Most snacks and junk food come in a lot of packaging. I’ve been cutting back on that for a while now. I can’t buy biscuits without getting unrecyclable plastic. I can’t get dried fruit without plastic. Healthier snacks at my health food shop are all in unrecyclable bags. I can’t get cheese, or pasta or rice reliably without non-recyclables. Although increasingly I’m being priced out of the market where cheese is concerned.

I’m looking at economies of scale – 18 toilet roles don’t have as much packaging per toilet roll as a pack of nine. Bigger bags of just about anything use proportionally less plastic. Again, you’ve got to be able to afford the greener option to use this as a way of cutting down, and it isn’t a total solution.

I’d like to solve this through personal action, but as things stand, only people with disposable income to deploy can shop their way out of unrecyclable plastic packaging. A solution that doesn’t exist for the less affluent is not a solution. Over the coming weeks I’m going to look hard at what I can afford, and make what changes I realistically can, work out what I can do without, and what I can’t.


Closed system earth

The boat is a closed system. It’s not on the grid, or plumbed in to the water and sewerage systems, anything that is going to be in the boat either has to be generated in situ (electricity) or physically brought in (water, fuel, food etc). There are of course some obvious downsides to this – especially when you consider having to sort out your poo… but on the plus side having the means to generate your own energy and source everything you need creates independence. If the grid falls over, I’ll still have lights.

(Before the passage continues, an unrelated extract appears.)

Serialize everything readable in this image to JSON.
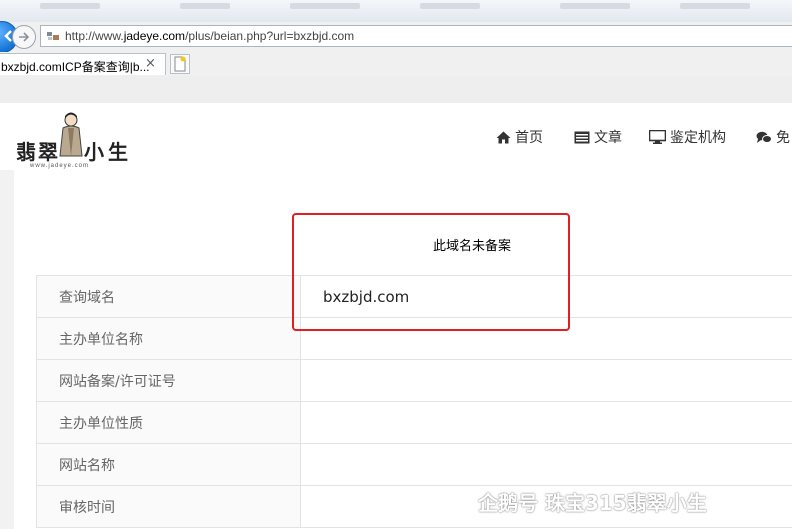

One of the things this makes me very aware of, is the degree to which everything entering the boat comes from somewhere, and everything leaving it goes to somewhere. I have a much more direct sense than most people of how much lavatorial waste we generate in a week, and that it goes somewhere else and needs sorting out. It doesn’t magically flush away never to be thought of again. It goes somewhere. Something has to happen to it.

There are no bin collections for us. Consequently we cycle the recyclables a few miles to drop them off, and there are places we can appropriately dispose of the other things. Big bins all boaters use. And where do those go? Away… to that never never land where all the rubbish goes. Looking at those big bins every week, full of things other people couldn’t be bothered to recycle, and all the useless packaging and waste does not make me comfortable.

There are features of modern life that make it very easy to ascribe things to ‘away’. Water comes from ‘away’ and when you’re done with it, it goes away. Petrol comes out of a nozzle, the actual source rendered invisible. Rubbish disappears in a lorry every week or two. We insulate ourselves from most of the process, the whole structure of modern living encourages us not to see our own place in the many cycles we interact with. This is not helping.

The earth is a closed system. Everything we have is here. There is no off-world grid to turn to if we mess up. No method of being plumbed in to intergalactic water and sewerage systems. Anything that is going to be used on the earth has to be generated in situ. Fantasies about getting it all from space are not going to solve anything any time soon. There are of course some obvious downsides to this – especially when you consider having to sort out your poo… but on the plus side having the means to generate your own energy and source everything you need creates independence. Or it would, if we weren’t being collectively insane.